Öğretmen, rehberlik servisi ve
ailenin davranış yönetiminde dayanışma içinde hareket etmesi,sorunun çözümünü
kolaylaştırır.
Ödül
ve ceza sistemini kullanmak
Ödül ve ceza
sisteminin temel amacı,öğrenciye kendi davranışlarını yönetmek için gerekli olan duygusal ve düşünsel yeterliliği
kazandırmaktır.Öğrenci,öğretmeni tarafından olumlu veya olumsuz olarak
değerlendirilen davranışlarına verilen pekiştireçlere göre,kendini denetleme
yeterliliği geliştirmektedir.
Ödül ve cezanın mutlaka bir
amaca yönelik olması gerekir.Buna göre nedensiz ödül veya ceza verilemez.Ayrıca
öğrenci,hangi davranışlarının neden ve nasıl ödüllendirileceği veya
cezalandırılacağı konusunda yeterli ön bilgilere sahip olmalıdır.Bu durum ,ödül
ve cezanın amaçlı olmasının yanısıra anlamlı olmasını da gerektirmektedir.

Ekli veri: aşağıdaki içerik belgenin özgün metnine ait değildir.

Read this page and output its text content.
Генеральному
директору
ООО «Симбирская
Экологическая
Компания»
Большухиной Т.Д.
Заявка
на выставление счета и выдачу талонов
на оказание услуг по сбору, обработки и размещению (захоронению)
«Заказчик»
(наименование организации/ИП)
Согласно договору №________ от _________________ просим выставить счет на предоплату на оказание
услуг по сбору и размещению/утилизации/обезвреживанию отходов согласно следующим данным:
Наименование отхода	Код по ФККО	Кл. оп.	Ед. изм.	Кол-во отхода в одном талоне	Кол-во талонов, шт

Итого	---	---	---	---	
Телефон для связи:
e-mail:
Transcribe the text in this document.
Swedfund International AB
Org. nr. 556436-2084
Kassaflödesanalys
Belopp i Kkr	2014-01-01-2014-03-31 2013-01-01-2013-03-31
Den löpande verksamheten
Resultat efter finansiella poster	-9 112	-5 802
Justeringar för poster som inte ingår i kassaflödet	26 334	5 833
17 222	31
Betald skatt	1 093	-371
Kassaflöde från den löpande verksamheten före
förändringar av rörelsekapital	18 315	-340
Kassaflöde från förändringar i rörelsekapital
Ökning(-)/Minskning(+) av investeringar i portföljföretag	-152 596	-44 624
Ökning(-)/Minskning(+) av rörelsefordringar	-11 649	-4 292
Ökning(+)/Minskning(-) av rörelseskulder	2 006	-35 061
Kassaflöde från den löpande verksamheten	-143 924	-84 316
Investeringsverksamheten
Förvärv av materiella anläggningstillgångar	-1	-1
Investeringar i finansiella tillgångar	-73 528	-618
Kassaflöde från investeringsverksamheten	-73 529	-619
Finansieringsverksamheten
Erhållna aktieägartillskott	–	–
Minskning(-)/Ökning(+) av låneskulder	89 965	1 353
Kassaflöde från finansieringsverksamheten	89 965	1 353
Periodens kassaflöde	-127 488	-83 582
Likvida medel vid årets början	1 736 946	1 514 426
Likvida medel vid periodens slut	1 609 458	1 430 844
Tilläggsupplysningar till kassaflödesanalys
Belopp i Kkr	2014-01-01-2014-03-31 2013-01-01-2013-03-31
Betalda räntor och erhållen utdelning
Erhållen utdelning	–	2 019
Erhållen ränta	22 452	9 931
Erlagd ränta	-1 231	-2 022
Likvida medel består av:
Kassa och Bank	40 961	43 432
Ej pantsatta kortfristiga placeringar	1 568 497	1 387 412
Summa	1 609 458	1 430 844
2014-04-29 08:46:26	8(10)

Ödül ve cezanın anlamlı olması
için ,öğrencinin psikolojik,zihinsel ve ahlaki gelişimine uygun olması
gerekir.Araştırmalar,ödülün,öğrenmede cezaya oranla daha etkili ve kalıcı olduğunu göstermektedir.Ödül ve
ceza davranış ortaya çıktığında verilmeli ve mutlaka sonuçları
izlenmelidir.Öğretmen ,ödül veya ceza verirken
duygusal davranmamalıdır.Özellikle ceza,asla bir öfke ve hıncın sonucu
olmamalıdır.Ödül ve ceza kişiliğin tamamına değil,sadece istenmeyen davranışa
yönelik olmalıdır.Ödül ve ceza yapıcı,yaratıcı ve öğrenciyi geliştirici
nitelikte olmalıdır.Hiçbir zaman ödevler ve dersler ceza olarak kullanılmamalıdır.
Özellikle içtenlik,empatik
farkındalık ve koşulsuz sevgi,davranış sorunlarının ortadan kaldırılması için
en uygun yaklaşımlardır.Gerçekte insan ,sadece koşulsuz sevgi ve kabul gördüğü
ortamlarda mutlu ve üretken olabilir.Çünkü insanın iç dünyasında
özgürleşmesi,ancak kendini olduğu gibi kabul eden bir sosyal çevre içinde
gerçekleşir.
Bu bağlamda eğitim,bireyin anlam
arayışına ve varlığını yaratıcı etkinliklerle geliştirmeye dönük,her tür
insansal gereksinimini karşılayacak sınırsız imkanlara sahiptir.Öğretmenin
görevi,bunları görmek ve göstermektir.